We define the Lagrangian

$$\mathcal{L} (\mathrm X, \lambda) := \langle \mathrm A , \mathrm X \rangle - \frac{\lambda}{2} (\| \mathrm X \|_F^2 - 1)$$

Taking the partial derivatives and finding where they vanish, we obtain

$$\mathrm A - \lambda \mathrm X = \mathrm O \qquad \qquad \qquad \| \mathrm X \|_F^2 = 1$$

Hence,

$$\mathrm X = \frac{1}{\lambda} \mathrm A$$

and

$$1 = \| \mathrm X \|_F^2 = \mbox{tr} (\mathrm X^T \mathrm X) = \frac{1}{\lambda^2} \mbox{tr} (\mathrm A^T \mathrm A) = \frac{1}{\lambda^2} \| \mathrm A \|_F^2$$

and, thus,

$$\lambda^2 = \| \mathrm A \|_F^2$$

or,

$$\lambda = \pm \| \mathrm A \|_F$$

Thus, the minimizer and maximizer are

$$\mathrm X_{\min} := -\frac{\mathrm A \,\,\,}{\| \mathrm A \|_F} \qquad \qquad \qquad \mathrm X_{\max} := \frac{\mathrm A \,\,\,}{\| \mathrm A \|_F}$$

and the minimum and maximum are $\pm \| \mathrm A \|_F$.

Answer 1

You are basically asking for alternative proofs of Cauchy-Schwarz inequality.
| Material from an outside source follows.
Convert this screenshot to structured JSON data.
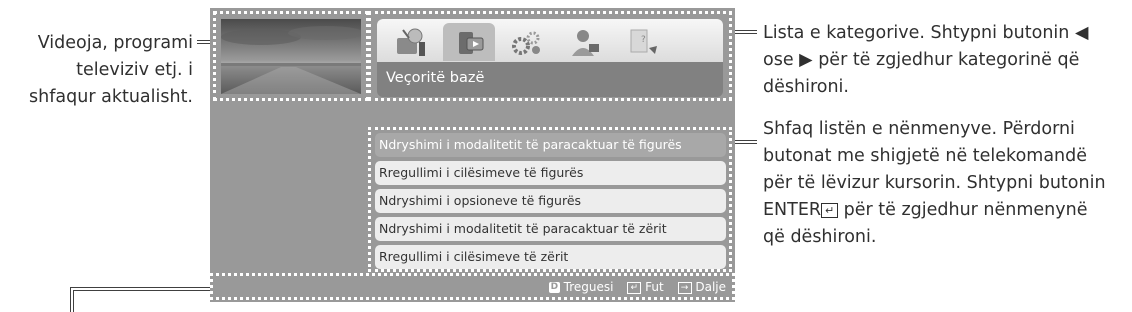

There are plenty of them even on this site. A quick google search reveals an article that contains twelve proofs and I'd bet there is some literature out there that contains even more:

Hui-Hua Wu and Shanhe Wu, Various proofs of the Cauchy-Schwarz inequality.

Answer 2

Those are correct, but you can also use Cauchy-Schwarz inequality to deduce the answer.

Answer 3

This optimization problem is equivalent to maximizing

$$\text{vec}(A)^T\text{vec}(X)$$

over the $(mn-1)$-sphere. Thus the optimal point will just be the Frobenius normalization of $A$.

Answer 4

Make a change of variables to transform the problem into an unconstrained problem.
For typing convenience, I'll use a colon (:) to denote the matrix inner product, e.g. $$A:B={\rm tr}(A^TB)$$ Call the unconstrained variable $Y$, and find the differential of its length/norm. $$\eqalign{ \lambda^2 = \|Y\|_F^2 &= Y:Y \cr \lambda\,d\lambda &= Y:dY &\implies d\lambda &= \frac{Y:dY}{\lambda} \cr }$$ Replace $X$ by $Y/\lambda\,\,$ in the function and differentiate $$\eqalign{ \phi &= A:X = \frac{A:Y}{\lambda} \cr d\phi &= \frac{\lambda A:dY-A:Y\,d\lambda}{\lambda^2} \cr &= \lambda^{-3}\Big(\lambda^2A - (A:Y)Y\Big):dY \cr \frac{\partial\phi}{\partial Y} &= \lambda^{-3}\Big((Y:Y)A - (A:Y)Y\Big)\cr }$$ Set the gradient to zero and solve $$\eqalign{ (A:Y)Y &= (Y:Y)\,A \cr Y &= \pm\beta A \cr X &= Y/\|Y\|_F = \pm A/\|A\|_F \cr\cr }$$ Admittedly, this is a bit clumsier than the other responses, but all of the good ideas were already taken.